The Resistance Rises
But dictatorships always forget one thing: People remember. People resist.
As news of the massacre spread, former Prime Minister Sheikh Hasina issued a powerful statement. She did not mince words. She called Yunus a “murderer-fascist,” accused him of selling the country, and declared this the final battle for Bangladesh’s soul.
Her party, the Awami League, has launched a “Long March to Jamuna” — not just to protest, but to reclaim. Protesters are now mobilising across the country. The streets are no longer silent. Gopalganj may have burned, but its people have lit a fire that may engulf the regime.
Bangladesh at the Brink
What happened on July 16 was not just a tragedy. It was a signal.

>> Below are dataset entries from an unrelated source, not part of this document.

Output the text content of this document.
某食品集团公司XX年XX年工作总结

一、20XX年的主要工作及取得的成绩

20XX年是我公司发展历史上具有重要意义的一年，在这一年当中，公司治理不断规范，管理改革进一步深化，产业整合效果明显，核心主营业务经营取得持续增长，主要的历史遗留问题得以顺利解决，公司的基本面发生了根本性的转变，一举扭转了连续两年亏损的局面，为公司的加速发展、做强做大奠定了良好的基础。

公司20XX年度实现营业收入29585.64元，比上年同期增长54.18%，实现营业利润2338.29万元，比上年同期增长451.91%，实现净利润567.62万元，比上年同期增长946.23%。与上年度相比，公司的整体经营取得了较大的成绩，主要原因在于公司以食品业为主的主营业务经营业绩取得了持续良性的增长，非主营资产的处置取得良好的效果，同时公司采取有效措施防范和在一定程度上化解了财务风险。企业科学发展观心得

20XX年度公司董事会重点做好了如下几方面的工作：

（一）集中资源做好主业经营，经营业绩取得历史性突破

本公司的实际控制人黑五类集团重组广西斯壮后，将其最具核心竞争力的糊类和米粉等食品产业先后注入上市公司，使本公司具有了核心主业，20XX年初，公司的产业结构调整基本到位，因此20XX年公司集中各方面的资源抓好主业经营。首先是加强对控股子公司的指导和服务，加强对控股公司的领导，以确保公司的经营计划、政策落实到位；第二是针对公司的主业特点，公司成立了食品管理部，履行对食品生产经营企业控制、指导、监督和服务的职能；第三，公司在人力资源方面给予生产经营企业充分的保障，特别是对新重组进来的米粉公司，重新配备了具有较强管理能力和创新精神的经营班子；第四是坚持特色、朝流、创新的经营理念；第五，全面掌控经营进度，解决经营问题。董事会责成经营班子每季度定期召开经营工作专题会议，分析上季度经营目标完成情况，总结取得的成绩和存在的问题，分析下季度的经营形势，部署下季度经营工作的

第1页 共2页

That the rule of law is gone.
That the constitution is irrelevant.
That democracy is dead.
That Bangladesh, the country born out of sacrifice and struggle, is now ruled by those who want to erase that very legacy.
This is not politics. This is a fight for national identity. Will Bangladesh become a militarised, pro-Pakistan, extremist outpost? Or will it rise — from the ashes of Gopalganj — and reclaim its founding values?
The world must watch. The world must speak. And the people of Bangladesh must decide.
Because history is watching — and it will not forget.